Wanneer u uw script maakt voor gebruik in Automation Orchestrator, moet u controleren of uw script de juiste structuur en opmaak heeft.

Ondersteunde runtimes

Voor het ontwikkelen van Automation Orchestrator-acties en -werkstromen kunt u de volgende runtimes gebruiken:

  • Python 3.10
  • Node.js 18
  • PowerCLI 12 (PowerShell 7.2)
    Opmerking: De PowerCLI-runtime bevat PowerShell en de volgende modules: VMware.PowerCLI, PowerNSX, PowervRA.
  • PowerShell 7.3

U kunt elke aangepaste broncode aan de nieuwe runtimes toevoegen, maar om context en invoer te accepteren en een resultaat te retourneren van en naar de Automation Orchestrator-engine, moet u de juiste functionele indeling volgen.

Aanbeveling voor scriptverwerking

Voor eenvoudigere scripttaken kunt u Scriptbare taakelementen toevoegen aan uw werkstroomschema.

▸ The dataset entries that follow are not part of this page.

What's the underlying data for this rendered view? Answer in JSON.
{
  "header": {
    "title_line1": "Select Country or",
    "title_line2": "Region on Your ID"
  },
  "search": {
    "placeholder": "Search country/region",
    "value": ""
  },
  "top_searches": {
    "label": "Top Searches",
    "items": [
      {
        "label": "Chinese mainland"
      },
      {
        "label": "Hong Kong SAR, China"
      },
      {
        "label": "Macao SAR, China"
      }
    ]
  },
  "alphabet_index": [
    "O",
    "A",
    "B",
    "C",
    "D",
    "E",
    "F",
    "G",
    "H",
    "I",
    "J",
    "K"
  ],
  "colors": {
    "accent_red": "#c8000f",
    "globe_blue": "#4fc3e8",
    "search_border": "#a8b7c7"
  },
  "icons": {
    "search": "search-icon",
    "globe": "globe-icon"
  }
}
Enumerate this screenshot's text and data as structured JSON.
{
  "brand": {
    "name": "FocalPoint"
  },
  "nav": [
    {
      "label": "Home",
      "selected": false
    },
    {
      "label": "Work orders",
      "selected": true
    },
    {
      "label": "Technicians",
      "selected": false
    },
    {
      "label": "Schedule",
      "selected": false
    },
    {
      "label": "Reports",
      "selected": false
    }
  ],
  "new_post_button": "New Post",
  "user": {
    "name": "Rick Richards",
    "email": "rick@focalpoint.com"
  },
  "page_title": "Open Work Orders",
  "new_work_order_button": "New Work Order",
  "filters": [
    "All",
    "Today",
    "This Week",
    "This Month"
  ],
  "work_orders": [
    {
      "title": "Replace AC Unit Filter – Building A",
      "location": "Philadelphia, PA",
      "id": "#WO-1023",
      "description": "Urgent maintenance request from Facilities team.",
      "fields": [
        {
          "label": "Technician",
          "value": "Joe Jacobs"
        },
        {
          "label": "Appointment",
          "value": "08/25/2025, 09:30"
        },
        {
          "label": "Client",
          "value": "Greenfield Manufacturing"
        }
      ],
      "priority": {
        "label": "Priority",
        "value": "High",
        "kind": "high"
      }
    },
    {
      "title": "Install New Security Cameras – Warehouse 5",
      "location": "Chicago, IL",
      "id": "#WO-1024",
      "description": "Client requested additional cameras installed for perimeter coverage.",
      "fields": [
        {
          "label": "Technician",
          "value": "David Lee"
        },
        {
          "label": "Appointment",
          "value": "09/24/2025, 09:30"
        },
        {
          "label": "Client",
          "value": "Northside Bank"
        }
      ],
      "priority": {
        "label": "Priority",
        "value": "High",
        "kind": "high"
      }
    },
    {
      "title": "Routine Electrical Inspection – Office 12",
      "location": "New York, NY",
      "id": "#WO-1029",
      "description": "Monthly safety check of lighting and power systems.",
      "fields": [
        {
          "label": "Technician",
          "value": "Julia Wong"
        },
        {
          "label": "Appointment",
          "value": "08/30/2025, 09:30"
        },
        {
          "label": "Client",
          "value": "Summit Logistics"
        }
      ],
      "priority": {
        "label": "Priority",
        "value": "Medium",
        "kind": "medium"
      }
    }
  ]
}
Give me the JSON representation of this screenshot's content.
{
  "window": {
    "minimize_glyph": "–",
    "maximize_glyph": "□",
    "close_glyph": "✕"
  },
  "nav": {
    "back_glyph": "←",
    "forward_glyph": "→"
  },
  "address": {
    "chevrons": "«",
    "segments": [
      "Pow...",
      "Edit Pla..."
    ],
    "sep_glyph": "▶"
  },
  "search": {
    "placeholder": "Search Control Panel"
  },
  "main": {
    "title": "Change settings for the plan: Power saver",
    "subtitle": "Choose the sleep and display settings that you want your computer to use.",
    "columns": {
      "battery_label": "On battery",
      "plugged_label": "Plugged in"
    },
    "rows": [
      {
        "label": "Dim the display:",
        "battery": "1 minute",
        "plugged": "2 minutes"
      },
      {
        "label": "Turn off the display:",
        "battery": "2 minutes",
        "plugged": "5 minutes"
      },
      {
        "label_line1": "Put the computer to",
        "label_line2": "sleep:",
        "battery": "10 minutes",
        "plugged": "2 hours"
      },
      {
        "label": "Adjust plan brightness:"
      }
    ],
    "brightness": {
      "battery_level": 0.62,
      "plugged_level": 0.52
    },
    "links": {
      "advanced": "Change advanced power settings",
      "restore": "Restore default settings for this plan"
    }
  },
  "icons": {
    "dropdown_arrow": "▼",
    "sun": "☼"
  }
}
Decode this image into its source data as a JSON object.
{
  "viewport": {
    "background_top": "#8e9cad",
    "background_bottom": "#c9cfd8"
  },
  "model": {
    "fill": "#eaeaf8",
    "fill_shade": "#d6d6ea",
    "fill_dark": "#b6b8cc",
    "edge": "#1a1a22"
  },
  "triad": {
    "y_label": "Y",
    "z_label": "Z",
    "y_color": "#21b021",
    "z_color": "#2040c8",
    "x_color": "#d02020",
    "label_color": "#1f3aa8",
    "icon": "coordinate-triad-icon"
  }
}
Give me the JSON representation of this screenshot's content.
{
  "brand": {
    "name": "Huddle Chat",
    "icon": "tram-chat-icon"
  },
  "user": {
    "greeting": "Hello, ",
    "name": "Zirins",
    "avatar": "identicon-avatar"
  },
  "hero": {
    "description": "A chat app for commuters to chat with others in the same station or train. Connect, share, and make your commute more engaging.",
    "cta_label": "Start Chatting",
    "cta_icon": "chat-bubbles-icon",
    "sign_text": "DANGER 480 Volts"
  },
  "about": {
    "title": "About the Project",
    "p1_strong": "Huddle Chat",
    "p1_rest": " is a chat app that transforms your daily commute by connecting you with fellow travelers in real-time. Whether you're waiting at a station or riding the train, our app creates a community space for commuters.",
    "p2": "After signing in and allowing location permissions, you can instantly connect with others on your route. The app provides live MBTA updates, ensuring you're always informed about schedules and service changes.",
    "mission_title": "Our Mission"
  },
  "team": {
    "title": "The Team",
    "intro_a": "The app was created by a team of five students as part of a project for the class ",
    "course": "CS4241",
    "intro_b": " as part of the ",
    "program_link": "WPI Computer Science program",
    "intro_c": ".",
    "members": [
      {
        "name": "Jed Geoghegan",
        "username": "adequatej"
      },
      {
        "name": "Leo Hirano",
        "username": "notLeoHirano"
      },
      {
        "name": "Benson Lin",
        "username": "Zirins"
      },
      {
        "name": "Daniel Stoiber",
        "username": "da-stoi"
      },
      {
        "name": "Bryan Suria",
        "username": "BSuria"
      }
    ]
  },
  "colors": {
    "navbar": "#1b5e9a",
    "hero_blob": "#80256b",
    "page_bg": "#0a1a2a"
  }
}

U kunt Automation Orchestrator-acties gebruiken voor meer complexe scripttaken.

Het gebruik van acties biedt twee specifieke voordelen:

  • Acties kunnen onafhankelijk van werkstromen worden gemaakt, bijgewerkt, geïmporteerd en geëxporteerd.
  • Acties zijn standalone objecten die kunnen worden uitgevoerd en waarvoor fouten kunnen worden opgespoord in hun eigen omgeving. Dit kan leiden tot een vloeiender ontwikkelingsproces. Zie Acties uitvoeren en fouten opsporen.

Vereisten voor scriptfuncties

De standaardnaam voor uw scriptfunctie is handler. De functie accepteert twee argumenten, context en invoer. Context is een toewijzingsobject met systeeminformatie. vroURL kan bijvoorbeeld de URL van de Automation Orchestrator-instantie die u wilt aanroepen, bevatten, terwijl executionId de token-id van een werkstroomuitvoering bevat.

Een invoer is een toewijzingsobject met alle invoer die aan de acties is geleverd. Als u bijvoorbeeld een invoer definieert in uw actie met de naam myInput, kunt u deze openen via het argument invoer, zoals inputs.myInput of inputs["myInput"], afhankelijk van uw runtime. Alles wat u retourneert van de functie, is het resultaat van de actie. Daarom moet het retourtype van uw actie overeenkomen met het type inhoud dat het script retourneert in Automation Orchestrator. Als u een primitief getal retourneert, moet het retourtype van de actie een nummertype zijn. Als u een tekenreeks retourneert, moet het retourtype van de actie een tekenreekstype zijn. Als u een complex object retourneert, moet het retourtype worden toegewezen aan ofwel Properties of Composite Type. Deze principes zijn ook van toepassing op arrays.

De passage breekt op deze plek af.